Сразу у обочины гати млела трясина, зыбкая, зеленая, с буйной травой; ступи — и не выберешься, затянет, засосет навек. Долго тянулись то купы зарослей, то высокая мокрая трава, то ряска с лягушками, то черный, осклизлый валежник. Болото — зеленая погибель — сколько видит глаз, на много километров, до синей полоски кудрявого леса.
Время от времени болото сменял лес, такой же мокрый, с болотной травой, с осклизлым валежником. В нем еще острее чувствовался смрад гнили, еще назойливее лезло в глаза, в уши комарье, что набрасывалось целыми тучами.
Болото, мокрый лес, снова болото; островки, даже песчаные, встречались редко, исчезали как-то очень уж скоро.

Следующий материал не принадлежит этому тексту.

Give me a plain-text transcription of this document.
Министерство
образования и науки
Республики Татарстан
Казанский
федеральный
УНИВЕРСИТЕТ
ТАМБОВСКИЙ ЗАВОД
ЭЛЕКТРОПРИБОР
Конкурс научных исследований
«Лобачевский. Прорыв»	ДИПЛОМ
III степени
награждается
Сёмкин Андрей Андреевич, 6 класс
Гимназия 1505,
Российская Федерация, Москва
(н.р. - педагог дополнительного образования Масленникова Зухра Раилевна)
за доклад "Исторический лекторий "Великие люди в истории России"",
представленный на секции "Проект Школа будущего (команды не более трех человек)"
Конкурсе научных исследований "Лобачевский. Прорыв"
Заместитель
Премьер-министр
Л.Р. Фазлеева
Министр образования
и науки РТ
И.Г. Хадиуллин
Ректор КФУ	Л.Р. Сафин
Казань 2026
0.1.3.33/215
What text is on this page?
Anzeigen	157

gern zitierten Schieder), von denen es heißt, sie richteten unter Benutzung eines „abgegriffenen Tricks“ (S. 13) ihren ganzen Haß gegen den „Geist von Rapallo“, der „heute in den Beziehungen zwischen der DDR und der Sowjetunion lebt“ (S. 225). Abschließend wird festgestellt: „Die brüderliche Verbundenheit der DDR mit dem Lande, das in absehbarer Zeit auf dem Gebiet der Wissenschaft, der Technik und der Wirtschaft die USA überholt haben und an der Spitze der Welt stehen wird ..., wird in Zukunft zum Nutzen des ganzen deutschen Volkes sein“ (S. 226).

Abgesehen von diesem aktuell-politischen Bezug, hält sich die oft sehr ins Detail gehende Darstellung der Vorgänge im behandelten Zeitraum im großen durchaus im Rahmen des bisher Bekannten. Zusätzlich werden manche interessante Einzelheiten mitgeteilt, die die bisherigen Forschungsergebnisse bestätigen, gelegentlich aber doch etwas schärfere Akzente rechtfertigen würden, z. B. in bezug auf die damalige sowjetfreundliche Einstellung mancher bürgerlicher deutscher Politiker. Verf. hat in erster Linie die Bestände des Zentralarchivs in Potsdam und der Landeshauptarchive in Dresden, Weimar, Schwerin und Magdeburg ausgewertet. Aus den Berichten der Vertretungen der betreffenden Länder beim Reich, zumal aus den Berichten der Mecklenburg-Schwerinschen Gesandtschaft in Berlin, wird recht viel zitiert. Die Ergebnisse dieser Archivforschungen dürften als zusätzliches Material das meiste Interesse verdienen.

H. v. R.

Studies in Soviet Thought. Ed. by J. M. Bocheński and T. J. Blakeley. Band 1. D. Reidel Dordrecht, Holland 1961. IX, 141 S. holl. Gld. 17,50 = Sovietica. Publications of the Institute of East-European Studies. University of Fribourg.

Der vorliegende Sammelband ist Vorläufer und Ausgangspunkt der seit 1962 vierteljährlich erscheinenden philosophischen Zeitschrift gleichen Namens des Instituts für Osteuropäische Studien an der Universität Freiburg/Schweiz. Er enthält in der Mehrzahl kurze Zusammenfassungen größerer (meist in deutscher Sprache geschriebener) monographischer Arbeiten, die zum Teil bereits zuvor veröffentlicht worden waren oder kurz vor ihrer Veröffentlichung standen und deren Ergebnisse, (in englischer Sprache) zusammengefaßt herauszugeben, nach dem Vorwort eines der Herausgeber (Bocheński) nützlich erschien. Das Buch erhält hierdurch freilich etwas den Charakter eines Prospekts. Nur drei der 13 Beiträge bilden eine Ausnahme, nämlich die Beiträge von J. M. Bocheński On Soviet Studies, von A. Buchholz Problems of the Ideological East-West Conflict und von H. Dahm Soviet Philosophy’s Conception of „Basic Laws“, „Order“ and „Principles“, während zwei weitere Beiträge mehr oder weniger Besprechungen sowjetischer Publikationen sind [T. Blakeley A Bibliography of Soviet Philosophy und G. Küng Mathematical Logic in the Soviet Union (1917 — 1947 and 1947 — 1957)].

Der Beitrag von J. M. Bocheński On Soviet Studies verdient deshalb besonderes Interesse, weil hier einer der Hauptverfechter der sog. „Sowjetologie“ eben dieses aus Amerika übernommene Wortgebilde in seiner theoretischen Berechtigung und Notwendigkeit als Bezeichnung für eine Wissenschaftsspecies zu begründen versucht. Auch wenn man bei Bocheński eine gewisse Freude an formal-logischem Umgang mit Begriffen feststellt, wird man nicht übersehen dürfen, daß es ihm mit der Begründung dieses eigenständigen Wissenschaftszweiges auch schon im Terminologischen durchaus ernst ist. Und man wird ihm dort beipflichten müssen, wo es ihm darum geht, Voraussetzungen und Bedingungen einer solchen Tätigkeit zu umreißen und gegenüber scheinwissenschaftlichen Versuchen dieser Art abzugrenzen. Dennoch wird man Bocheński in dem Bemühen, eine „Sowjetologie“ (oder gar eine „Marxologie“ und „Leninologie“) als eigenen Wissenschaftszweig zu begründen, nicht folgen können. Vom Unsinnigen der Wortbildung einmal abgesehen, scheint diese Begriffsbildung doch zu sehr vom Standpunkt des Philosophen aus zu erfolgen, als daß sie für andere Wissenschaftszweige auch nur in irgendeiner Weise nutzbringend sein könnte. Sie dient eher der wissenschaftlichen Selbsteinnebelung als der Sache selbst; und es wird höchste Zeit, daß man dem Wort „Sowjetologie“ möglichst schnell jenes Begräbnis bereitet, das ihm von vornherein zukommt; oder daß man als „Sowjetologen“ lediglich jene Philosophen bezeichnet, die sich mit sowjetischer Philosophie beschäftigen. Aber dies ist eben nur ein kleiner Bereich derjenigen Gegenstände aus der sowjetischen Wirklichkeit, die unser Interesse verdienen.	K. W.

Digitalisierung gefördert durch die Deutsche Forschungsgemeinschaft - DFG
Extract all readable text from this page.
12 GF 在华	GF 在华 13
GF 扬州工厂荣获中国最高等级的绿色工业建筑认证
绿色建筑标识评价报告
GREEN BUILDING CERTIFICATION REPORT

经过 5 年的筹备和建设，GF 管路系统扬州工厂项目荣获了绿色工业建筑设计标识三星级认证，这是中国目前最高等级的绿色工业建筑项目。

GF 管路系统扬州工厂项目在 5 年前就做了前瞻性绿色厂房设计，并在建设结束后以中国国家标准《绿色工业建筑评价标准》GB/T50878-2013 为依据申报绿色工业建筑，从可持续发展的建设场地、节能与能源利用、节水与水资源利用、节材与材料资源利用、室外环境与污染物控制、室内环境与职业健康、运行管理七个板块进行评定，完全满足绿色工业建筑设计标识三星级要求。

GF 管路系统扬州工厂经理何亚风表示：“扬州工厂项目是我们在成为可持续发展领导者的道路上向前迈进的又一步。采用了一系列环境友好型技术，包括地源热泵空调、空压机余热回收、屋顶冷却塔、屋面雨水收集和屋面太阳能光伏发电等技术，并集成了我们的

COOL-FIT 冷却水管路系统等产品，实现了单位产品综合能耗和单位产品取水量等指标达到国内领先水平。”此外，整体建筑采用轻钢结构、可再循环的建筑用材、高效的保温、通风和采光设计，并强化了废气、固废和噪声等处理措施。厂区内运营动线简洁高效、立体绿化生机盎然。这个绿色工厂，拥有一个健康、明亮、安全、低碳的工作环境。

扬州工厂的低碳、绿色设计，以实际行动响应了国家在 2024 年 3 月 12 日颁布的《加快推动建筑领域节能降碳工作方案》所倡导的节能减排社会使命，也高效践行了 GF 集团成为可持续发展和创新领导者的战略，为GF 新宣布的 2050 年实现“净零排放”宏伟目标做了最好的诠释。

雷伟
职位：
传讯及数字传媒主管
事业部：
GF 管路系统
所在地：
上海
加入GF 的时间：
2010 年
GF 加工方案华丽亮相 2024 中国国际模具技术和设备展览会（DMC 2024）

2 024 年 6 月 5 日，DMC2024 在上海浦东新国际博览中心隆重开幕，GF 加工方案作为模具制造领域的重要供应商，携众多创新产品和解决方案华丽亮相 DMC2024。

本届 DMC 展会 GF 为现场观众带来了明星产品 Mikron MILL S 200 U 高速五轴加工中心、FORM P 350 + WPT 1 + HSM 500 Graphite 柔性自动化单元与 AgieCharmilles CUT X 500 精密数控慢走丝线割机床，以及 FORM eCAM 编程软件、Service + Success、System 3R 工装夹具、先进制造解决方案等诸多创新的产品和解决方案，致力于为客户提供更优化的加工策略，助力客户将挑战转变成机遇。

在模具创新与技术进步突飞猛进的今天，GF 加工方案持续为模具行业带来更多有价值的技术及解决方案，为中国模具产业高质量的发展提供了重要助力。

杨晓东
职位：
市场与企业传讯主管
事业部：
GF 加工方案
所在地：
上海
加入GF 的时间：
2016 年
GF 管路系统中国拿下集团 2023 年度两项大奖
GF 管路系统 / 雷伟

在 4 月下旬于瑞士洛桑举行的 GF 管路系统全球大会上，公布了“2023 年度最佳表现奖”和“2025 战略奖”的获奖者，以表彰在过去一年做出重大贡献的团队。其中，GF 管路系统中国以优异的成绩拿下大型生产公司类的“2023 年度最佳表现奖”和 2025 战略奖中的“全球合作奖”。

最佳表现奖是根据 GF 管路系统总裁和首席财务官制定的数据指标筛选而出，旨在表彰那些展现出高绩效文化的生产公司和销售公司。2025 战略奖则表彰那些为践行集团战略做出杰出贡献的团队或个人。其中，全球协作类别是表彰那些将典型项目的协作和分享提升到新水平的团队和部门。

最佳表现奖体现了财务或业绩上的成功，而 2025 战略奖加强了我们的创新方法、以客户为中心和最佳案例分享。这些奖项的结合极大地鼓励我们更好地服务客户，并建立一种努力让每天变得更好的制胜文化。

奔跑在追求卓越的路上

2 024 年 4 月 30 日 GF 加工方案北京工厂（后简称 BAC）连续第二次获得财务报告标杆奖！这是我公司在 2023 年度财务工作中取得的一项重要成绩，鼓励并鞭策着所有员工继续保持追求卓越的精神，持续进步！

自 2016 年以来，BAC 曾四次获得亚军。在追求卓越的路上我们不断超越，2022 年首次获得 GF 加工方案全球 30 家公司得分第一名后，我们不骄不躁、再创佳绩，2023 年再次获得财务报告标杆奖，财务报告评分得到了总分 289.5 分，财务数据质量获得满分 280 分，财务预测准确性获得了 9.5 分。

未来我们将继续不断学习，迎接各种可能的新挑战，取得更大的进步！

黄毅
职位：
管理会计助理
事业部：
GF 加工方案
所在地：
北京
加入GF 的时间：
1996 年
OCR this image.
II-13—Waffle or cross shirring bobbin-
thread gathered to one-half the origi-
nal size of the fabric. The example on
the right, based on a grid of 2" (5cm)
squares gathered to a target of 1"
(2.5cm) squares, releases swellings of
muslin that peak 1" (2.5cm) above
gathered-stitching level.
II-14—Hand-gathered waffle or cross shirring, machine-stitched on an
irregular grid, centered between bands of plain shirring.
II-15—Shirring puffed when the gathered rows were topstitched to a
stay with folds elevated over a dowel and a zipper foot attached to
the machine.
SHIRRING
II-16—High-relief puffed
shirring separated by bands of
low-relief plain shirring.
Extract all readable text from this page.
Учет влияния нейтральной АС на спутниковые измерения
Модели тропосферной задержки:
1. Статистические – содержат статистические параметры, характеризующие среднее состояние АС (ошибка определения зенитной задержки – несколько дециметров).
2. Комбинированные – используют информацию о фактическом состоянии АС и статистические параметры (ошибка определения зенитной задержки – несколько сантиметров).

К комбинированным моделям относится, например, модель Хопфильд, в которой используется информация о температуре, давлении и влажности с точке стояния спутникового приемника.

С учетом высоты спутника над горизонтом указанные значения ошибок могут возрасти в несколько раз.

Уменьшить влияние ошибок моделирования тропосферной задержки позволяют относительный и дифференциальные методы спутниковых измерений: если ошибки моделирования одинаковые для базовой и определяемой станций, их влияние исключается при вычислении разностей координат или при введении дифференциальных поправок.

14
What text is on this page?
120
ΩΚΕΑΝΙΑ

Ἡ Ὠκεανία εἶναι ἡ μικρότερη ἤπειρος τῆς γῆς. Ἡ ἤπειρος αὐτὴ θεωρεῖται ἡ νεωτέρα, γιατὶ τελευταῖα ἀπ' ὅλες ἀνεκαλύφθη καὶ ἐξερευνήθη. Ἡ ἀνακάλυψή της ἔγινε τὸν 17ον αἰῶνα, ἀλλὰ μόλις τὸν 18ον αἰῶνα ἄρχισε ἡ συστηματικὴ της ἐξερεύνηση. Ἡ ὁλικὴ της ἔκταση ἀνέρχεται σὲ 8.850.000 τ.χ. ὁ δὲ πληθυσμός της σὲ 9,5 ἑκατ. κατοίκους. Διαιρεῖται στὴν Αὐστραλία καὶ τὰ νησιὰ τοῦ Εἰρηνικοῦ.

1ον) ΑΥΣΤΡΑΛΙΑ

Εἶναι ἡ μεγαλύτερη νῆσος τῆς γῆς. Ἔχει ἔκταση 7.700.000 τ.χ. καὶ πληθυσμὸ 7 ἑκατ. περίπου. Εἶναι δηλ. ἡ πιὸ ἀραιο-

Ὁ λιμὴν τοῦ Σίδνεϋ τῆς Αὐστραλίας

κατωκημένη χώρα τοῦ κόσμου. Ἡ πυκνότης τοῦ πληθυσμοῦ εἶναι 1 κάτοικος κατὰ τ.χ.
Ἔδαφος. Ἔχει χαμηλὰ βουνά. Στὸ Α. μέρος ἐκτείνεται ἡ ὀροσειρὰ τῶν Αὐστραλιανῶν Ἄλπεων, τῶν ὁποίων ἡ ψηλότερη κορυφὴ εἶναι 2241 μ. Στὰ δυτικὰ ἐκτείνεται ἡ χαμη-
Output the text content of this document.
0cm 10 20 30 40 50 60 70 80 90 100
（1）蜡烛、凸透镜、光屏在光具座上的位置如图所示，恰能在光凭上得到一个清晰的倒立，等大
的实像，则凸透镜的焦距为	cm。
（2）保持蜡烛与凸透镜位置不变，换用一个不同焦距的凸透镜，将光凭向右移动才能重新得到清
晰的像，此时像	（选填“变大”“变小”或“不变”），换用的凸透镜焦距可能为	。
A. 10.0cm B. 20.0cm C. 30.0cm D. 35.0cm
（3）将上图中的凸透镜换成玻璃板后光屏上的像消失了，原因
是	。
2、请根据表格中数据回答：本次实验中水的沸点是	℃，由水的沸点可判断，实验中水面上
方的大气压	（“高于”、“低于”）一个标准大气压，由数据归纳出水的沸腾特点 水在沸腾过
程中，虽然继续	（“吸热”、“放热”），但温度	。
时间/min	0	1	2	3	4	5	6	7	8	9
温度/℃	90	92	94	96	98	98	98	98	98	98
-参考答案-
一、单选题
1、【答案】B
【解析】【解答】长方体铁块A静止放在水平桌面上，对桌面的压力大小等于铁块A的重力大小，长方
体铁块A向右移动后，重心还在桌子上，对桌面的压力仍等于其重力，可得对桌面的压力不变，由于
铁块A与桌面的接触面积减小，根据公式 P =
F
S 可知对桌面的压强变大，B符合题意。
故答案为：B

Иной раз лес обступал понурый, черный, с такими зарослями, что солнце не могло пробить, с таким густым сплетением вверху, что не было видно неба. Становилось среди — бела дня темно, как вечером. Дорога была уже будто и не дорога, а пещера. Сколько ни знавал Апейка таких дорог, а чувствовал, как что-то сжимается и чернеет и в его душе, как берет непонятная тоска, смутная тревога. Когда ехал с ним исполкомовский возница Игнат, Апейка замечал, что и у того пропадает обычная дорожная сонливость, в глазах появляется беспокойный блеск. Оглядывается невольно.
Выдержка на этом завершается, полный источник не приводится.